Tax change ‘may cost Australia R&D investment’
Thousands of Australian companies have been hit with the lowest research and development tax offset rate in years.
Thousands of Australian companies have been hit with the lowest research and development tax offset rate since the measure was introduced, in a move by the Turnbull government to “crack down” on the incentive.
Treasurer Scott Morrison revealed in Tuesday’s budget that reform of the R&D tax incentive would save the government $2.4 billion over four years.
The reforms included a cut to the R&D tax offset rate, which for companies with an annual turnover of less than $20m was expected to have a limited impact. But for businesses with an annual turnover above $20m, the hit was tipped to be significant.
Companies in agribusiness, food, packaging and industrial products would all be affected.
KPMG national partner David Gelb said the offset rate had never been as low as it would now be since it was introduced 33 years ago.
He argued that the majority of the 3000-plus companies in the $20m-plus cohort would have their R&D claims reduced by more than 50 per cent.
“In global comparative terms that will reduce Australia to be effectively uncompetitive in that space,” he said.
Mr Gelb said there appeared to be no strategic reason to implement the reforms, adding that it was an austerity measure to reduce the cost because the program had run out of control among companies that were pre-revenue.
“It is unfortunate that Australia’s destination as an R&D location will be relegated to a level where it may lose out on R&D investments,” he said.
Mr Morrison said on Tuesday that the government was “cracking down” to ensure that R&D tax incentives were used for their proper purpose. The government also argued that the measures supported additional R&D rather than “business-as-usual” activities.

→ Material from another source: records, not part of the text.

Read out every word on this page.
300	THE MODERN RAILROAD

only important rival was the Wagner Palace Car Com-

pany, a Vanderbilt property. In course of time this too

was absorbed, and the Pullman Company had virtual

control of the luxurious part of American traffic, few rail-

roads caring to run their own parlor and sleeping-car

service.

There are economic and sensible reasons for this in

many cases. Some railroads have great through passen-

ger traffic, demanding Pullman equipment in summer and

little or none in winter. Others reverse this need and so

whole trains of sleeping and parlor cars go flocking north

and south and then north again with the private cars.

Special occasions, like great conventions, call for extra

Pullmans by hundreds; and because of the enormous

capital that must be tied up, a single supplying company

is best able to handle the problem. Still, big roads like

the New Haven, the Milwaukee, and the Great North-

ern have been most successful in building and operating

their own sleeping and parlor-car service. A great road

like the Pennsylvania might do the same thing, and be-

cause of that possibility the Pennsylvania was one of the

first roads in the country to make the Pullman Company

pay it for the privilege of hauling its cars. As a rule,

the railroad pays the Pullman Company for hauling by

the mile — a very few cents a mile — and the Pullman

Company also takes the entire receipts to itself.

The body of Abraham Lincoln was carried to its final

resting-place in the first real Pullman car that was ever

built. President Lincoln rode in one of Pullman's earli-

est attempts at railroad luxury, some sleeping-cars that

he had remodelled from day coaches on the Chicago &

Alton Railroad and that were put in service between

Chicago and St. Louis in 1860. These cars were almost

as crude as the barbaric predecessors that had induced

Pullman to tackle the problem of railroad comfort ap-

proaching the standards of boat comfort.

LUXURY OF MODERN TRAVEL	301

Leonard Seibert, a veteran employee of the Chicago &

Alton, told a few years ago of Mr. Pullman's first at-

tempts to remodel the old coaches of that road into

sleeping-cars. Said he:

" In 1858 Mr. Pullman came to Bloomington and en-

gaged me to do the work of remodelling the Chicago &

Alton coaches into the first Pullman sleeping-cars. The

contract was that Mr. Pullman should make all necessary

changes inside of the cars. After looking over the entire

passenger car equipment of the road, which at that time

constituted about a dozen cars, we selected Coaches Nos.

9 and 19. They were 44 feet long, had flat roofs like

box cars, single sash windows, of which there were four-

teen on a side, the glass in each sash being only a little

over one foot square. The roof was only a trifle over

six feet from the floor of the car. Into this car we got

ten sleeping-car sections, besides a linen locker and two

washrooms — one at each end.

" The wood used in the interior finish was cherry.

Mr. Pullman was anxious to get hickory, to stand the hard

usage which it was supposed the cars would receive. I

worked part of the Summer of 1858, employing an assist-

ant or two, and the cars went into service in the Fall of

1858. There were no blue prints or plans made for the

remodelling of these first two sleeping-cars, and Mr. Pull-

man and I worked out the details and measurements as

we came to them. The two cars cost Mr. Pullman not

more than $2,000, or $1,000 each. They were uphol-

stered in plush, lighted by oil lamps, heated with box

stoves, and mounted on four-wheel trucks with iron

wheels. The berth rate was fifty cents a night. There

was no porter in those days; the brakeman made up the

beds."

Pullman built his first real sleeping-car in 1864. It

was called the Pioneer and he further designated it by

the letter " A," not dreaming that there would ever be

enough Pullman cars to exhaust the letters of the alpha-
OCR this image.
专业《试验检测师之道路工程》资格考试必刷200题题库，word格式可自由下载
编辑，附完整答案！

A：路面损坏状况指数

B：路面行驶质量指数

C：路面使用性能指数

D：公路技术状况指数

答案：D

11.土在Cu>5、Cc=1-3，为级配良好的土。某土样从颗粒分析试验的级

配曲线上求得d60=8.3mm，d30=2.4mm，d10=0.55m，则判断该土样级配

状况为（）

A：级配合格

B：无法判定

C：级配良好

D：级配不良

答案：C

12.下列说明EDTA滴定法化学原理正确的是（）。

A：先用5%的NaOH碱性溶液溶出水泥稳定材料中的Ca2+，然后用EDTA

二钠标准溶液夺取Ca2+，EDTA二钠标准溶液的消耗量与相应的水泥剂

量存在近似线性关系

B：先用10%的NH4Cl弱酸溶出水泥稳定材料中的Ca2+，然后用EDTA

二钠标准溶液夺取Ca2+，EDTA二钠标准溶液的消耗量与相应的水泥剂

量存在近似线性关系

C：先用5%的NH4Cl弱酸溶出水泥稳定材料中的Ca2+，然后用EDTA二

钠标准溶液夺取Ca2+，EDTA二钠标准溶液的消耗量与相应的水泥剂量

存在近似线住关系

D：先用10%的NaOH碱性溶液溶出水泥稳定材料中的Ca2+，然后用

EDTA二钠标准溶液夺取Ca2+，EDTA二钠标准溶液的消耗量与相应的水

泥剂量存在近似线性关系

A 2016 review of the R&D tax incentive by Innovation Australia chairman Bill Ferris, chief scientist Alan Finkel and Treasury secretary John Fraser found that the incentive did not fully meet its stated policy objectives.
Jamie Munday, EY’s national R&D leader, said that as global countries began to reduce corporate rates, R&D incentives were being introduced or expanded as a lever to retain and attract investment and jobs.
“It’s the very companies that we want to innovate in the old economy, including but not limited to, mining, manufacturing, fast-moving consumer goods and agriculture, that will be impacted most by the announced R&D changes,” he said.
“These companies are being told to innovate and encouraged to do things differently, and at the same time the government has announced that it will significantly reduce the only material incentive for them to do things differently.”
There were some winners in the reforms, including Australia’s largest biotechs. The government announced that from July 1, it would increase the $100m R&D expenditure threshold to $150m, allowing larger companies to continue to be rewarded for additional R&D they undertake as they grow.
Dig Howitt, chief executive of Cochlear, backed the reforms, adding that increasing the cap on expenditure to $150m per year would allow Cochlear to increase eligible R&D by 50 per cent over the coming years, with most of that in Australia rather than offshore.
“This means more high-paying R&D jobs in Australia and more valuable intellectual property held here,” he said.